Currently, Luxembourg is the only EU Member State without a national merger control regime.
In essence, merger control rules aim to review ex ante the impact of projected business combinations on the competitive structure of a given market with a view to intervening preventively with respect to transactions which would likely reduce competition among rival firms and/or foreclose competitors.
On 13 July, the Ministry of Economy published an interim report on the preparatory work on the introduction of such a regime to which economic players and public authorities have participated (see link here).
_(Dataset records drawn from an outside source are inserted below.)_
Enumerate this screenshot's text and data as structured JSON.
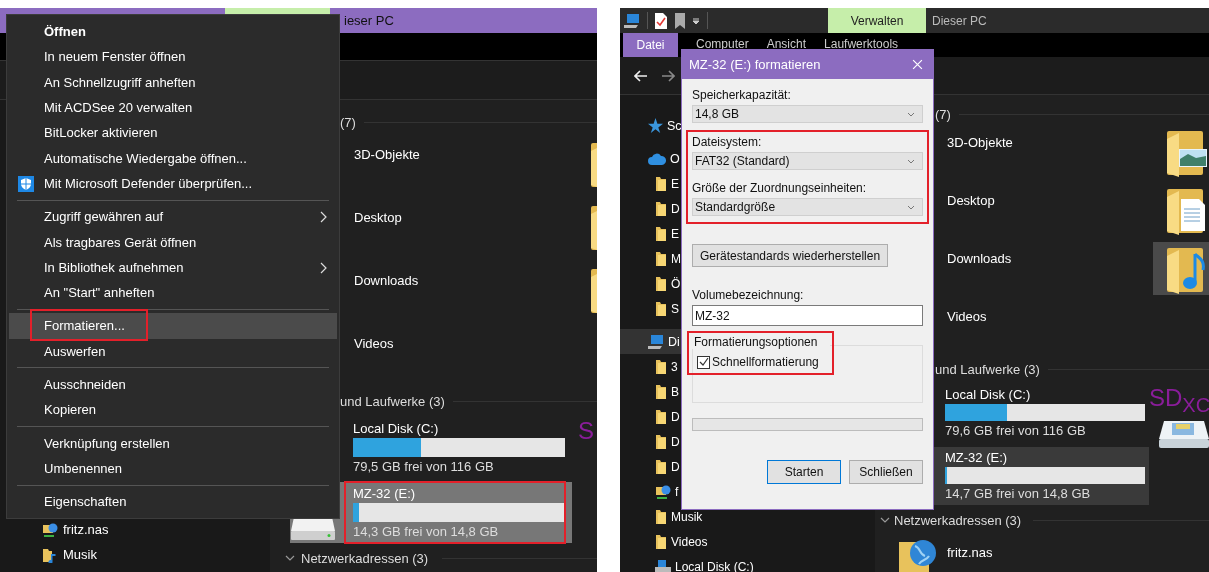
{
  "left": {
    "title_bar": {
      "location": "ieser PC"
    },
    "sidebar_items": [
      {
        "label": "fritz.nas",
        "kind": "network"
      },
      {
        "label": "Musik",
        "kind": "folder"
      }
    ],
    "folders_header": "(7)",
    "folders": [
      {
        "name": "3D-Objekte"
      },
      {
        "name": "Desktop"
      },
      {
        "name": "Downloads"
      },
      {
        "name": "Videos"
      }
    ],
    "drives_header": "und Laufwerke (3)",
    "drives": [
      {
        "name": "Local Disk (C:)",
        "level": 0.32,
        "free": "79,5 GB frei von 116 GB",
        "selected": false,
        "highlighted": false
      },
      {
        "name": "MZ-32 (E:)",
        "level": 0.03,
        "free": "14,3 GB frei von 14,8 GB",
        "selected": true,
        "highlighted": true
      }
    ],
    "sd_card": {
      "label": "S"
    },
    "network_header": "Netzwerkadressen (3)",
    "context_menu": [
      {
        "kind": "item",
        "label": "Öffnen",
        "bold": true,
        "selected": false,
        "highlighted": false
      },
      {
        "kind": "item",
        "label": "In neuem Fenster öffnen",
        "bold": false,
        "selected": false,
        "highlighted": false
      },
      {
        "kind": "item",
        "label": "An Schnellzugriff anheften",
        "bold": false,
        "selected": false,
        "highlighted": false
      },
      {
        "kind": "item",
        "label": "Mit ACDSee 20 verwalten",
        "bold": false,
        "selected": false,
        "highlighted": false
      },
      {
        "kind": "item",
        "label": "BitLocker aktivieren",
        "bold": false,
        "selected": false,
        "highlighted": false
      },
      {
        "kind": "item",
        "label": "Automatische Wiedergabe öffnen...",
        "bold": false,
        "selected": false,
        "highlighted": false
      },
      {
        "kind": "icon_item",
        "label": "Mit Microsoft Defender überprüfen...",
        "bold": false,
        "selected": false,
        "highlighted": false
      },
      {
        "kind": "separator"
      },
      {
        "kind": "submenu_item",
        "label": "Zugriff gewähren auf",
        "bold": false,
        "selected": false,
        "highlighted": false
      },
      {
        "kind": "item",
        "label": "Als tragbares Gerät öffnen",
        "bold": false,
        "selected": false,
        "highlighted": false
      },
      {
        "kind": "submenu_item",
        "label": "In Bibliothek aufnehmen",
        "bold": false,
        "selected": false,
        "highlighted": false
      },
      {
        "kind": "item",
        "label": "An \"Start\" anheften",
        "bold": false,
        "selected": false,
        "highlighted": false
      },
      {
        "kind": "separator"
      },
      {
        "kind": "item",
        "label": "Formatieren...",
        "bold": false,
        "selected": true,
        "highlighted": true
      },
      {
        "kind": "item",
        "label": "Auswerfen",
        "bold": false,
        "selected": false,
        "highlighted": false
      },
      {
        "kind": "separator"
      },
      {
        "kind": "item",
        "label": "Ausschneiden",
        "bold": false,
        "selected": false,
        "highlighted": false
      },
      {
        "kind": "item",
        "label": "Kopieren",
        "bold": false,
        "selected": false,
        "highlighted": false
      },
      {
        "kind": "separator"
      },
      {
        "kind": "item",
        "label": "Verknüpfung erstellen",
        "bold": false,
        "selected": false,
        "highlighted": false
      },
      {
        "kind": "item",
        "label": "Umbenennen",
        "bold": false,
        "selected": false,
        "highlighted": false
      },
      {
        "kind": "separator"
      },
      {
        "kind": "item",
        "label": "Eigenschaften",
        "bold": false,
        "selected": false,
        "highlighted": false
      }
    ]
  },
  "right": {
    "title_bar": {
      "tool_tab": "Verwalten",
      "location": "Dieser PC"
    },
    "ribbon_tabs": [
      {
        "label": "Datei",
        "selected": true
      },
      {
        "label": "Computer",
        "selected": false
      },
      {
        "label": "Ansicht",
        "selected": false
      },
      {
        "label": "Laufwerktools",
        "selected": false
      }
    ],
    "sidebar": [
      {
        "label": "Sc",
        "selected": false
      },
      {
        "label": "O",
        "selected": false,
        "children": [
          {
            "label": "E",
            "kind": "folder",
            "selected": false
          },
          {
            "label": "D",
            "kind": "folder",
            "selected": false
          },
          {
            "label": "E",
            "kind": "folder",
            "selected": false
          },
          {
            "label": "M",
            "kind": "folder",
            "selected": false
          },
          {
            "label": "Ö",
            "kind": "folder",
            "selected": false
          },
          {
            "label": "S",
            "kind": "folder",
            "selected": false
          }
        ]
      },
      {
        "label": "Di",
        "selected": true,
        "children": [
          {
            "label": "3",
            "kind": "folder",
            "selected": false
          },
          {
            "label": "B",
            "kind": "folder",
            "selected": false
          },
          {
            "label": "D",
            "kind": "folder",
            "selected": false
          },
          {
            "label": "D",
            "kind": "folder",
            "selected": false
          },
          {
            "label": "D",
            "kind": "folder",
            "selected": false
          },
          {
            "label": "f",
            "kind": "network",
            "selected": false
          },
          {
            "label": "Musik",
            "kind": "folder",
            "selected": false
          },
          {
            "label": "Videos",
            "kind": "folder",
            "selected": false
          },
          {
            "label": "Local Disk (C:)",
            "kind": "drive",
            "selected": false
          }
        ]
      }
    ],
    "folders_header": "(7)",
    "folders": [
      {
        "name": "3D-Objekte"
      },
      {
        "name": "Desktop"
      },
      {
        "name": "Downloads"
      },
      {
        "name": "Videos"
      }
    ],
    "next_column_tiles": [
      {
        "selected": false
      },
      {
        "selected": false
      },
      {
        "selected": true
      }
    ],
    "drives_header": "und Laufwerke (3)",
    "drives": [
      {
        "name": "Local Disk (C:)",
        "level": 0.31,
        "free": "79,6 GB frei von 116 GB",
        "selected": false
      },
      {
        "name": "MZ-32 (E:)",
        "level": 0.01,
        "free": "14,7 GB frei von 14,8 GB",
        "selected": true
      }
    ],
    "sd_card": {
      "label": "SD$_{XC}$"
    },
    "network_header": "Netzwerkadressen (3)",
    "network_items": [
      {
        "name": "fritz.nas"
      }
    ],
    "format_dialog": {
      "title": "MZ-32 (E:) formatieren",
      "fields": [
        {
          "label": "Speicherkapazität:",
          "value": "14,8 GB",
          "highlighted": false
        },
        {
          "label": "Dateisystem:",
          "value": "FAT32 (Standard)",
          "highlighted": true
        },
        {
          "label": "Größe der Zuordnungseinheiten:",
          "value": "Standardgröße",
          "highlighted": true
        }
      ],
      "restore_button": "Gerätestandards wiederherstellen",
      "volume_label": "Volumebezeichnung:",
      "volume_value": "MZ-32",
      "options_title": "Formatierungsoptionen",
      "options_highlighted": true,
      "quick_format": {
        "label": "Schnellformatierung",
        "checked": true
      },
      "progress": {
        "level": 0
      },
      "buttons": [
        {
          "label": "Starten",
          "default": true
        },
        {
          "label": "Schließen",
          "default": false
        }
      ]
    }
  }
}
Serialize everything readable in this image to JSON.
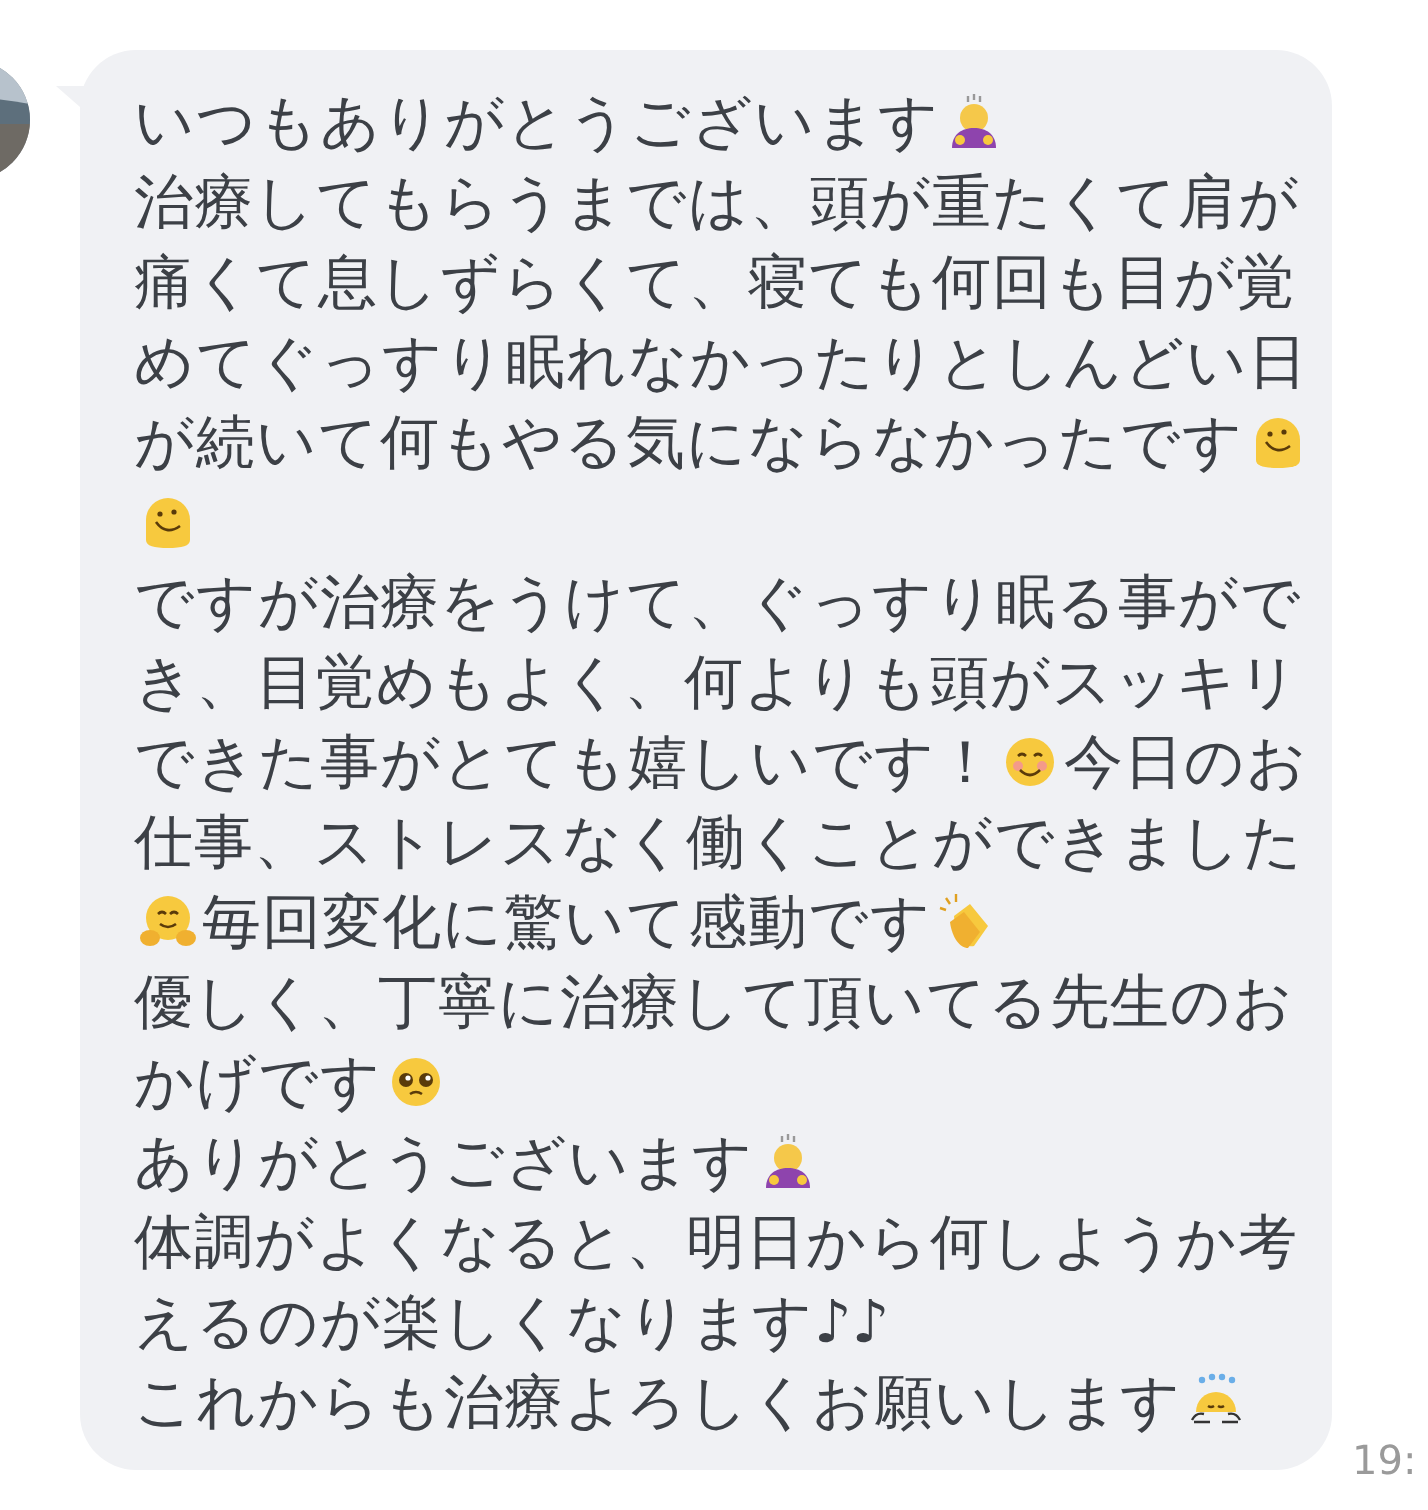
{
  "message": {
    "lines": [
      [
        {
          "kind": "text",
          "text": "いつもありがとうございます"
        },
        {
          "kind": "bow"
        }
      ],
      [
        {
          "kind": "text",
          "text": "治療してもらうまでは、頭が重たくて肩が"
        }
      ],
      [
        {
          "kind": "text",
          "text": "痛くて息しずらくて、寝ても何回も目が覚"
        }
      ],
      [
        {
          "kind": "text",
          "text": "めてぐっすり眠れなかったりとしんどい日"
        }
      ],
      [
        {
          "kind": "text",
          "text": "が続いて何もやる気にならなかったです"
        },
        {
          "kind": "melt"
        }
      ],
      [
        {
          "kind": "melt"
        }
      ],
      [
        {
          "kind": "text",
          "text": "ですが治療をうけて、ぐっすり眠る事がで"
        }
      ],
      [
        {
          "kind": "text",
          "text": "き、目覚めもよく、何よりも頭がスッキリ"
        }
      ],
      [
        {
          "kind": "text",
          "text": "できた事がとても嬉しいです！"
        },
        {
          "kind": "smile"
        },
        {
          "kind": "text",
          "text": "今日のお"
        }
      ],
      [
        {
          "kind": "text",
          "text": "仕事、ストレスなく働くことができました"
        }
      ],
      [
        {
          "kind": "hug"
        },
        {
          "kind": "text",
          "text": "毎回変化に驚いて感動です"
        },
        {
          "kind": "clap"
        }
      ],
      [
        {
          "kind": "text",
          "text": "優しく、丁寧に治療して頂いてる先生のお"
        }
      ],
      [
        {
          "kind": "text",
          "text": "かげです"
        },
        {
          "kind": "plead"
        }
      ],
      [
        {
          "kind": "text",
          "text": "ありがとうございます"
        },
        {
          "kind": "bow"
        }
      ],
      [
        {
          "kind": "text",
          "text": "体調がよくなると、明日から何しようか考"
        }
      ],
      [
        {
          "kind": "text",
          "text": "えるのが楽しくなります♪♪"
        }
      ],
      [
        {
          "kind": "text",
          "text": "これからも治療よろしくお願いします"
        },
        {
          "kind": "sweat-bow"
        }
      ]
    ],
    "time": "19:"
  }
}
This document summarises the input of the participants, in particular the outcome of a public consultation launched earlier this year (read more here).
The Ministry notes that a majority of the responses to the public consultation call for the introduction of a national merger control regime.
As the Ministry points out, the crucial question regarding the future implementation of such a tool in Luxembourg will be the choice of the notification system, mandatory, voluntary or hybrid, these different models each presenting advantages and drawbacks. In addition, the thresholds triggering the jurisdiction of the competition authority will also have to be determined.
Other themes related to the specificities of Luxembourg and addressed by the report include the often cross-border activity of Luxembourg companies and the crucial role of the definition of the relevant market in the analysis made by the competition authority, the importance of the financial sector in Luxembourg, or the need to provide the authority with adequate resources and powers.
On the basis of the interim report, the Luxembourg government will prepare a bill of law which is expected to be filed with Parliament in the Spring of 2023.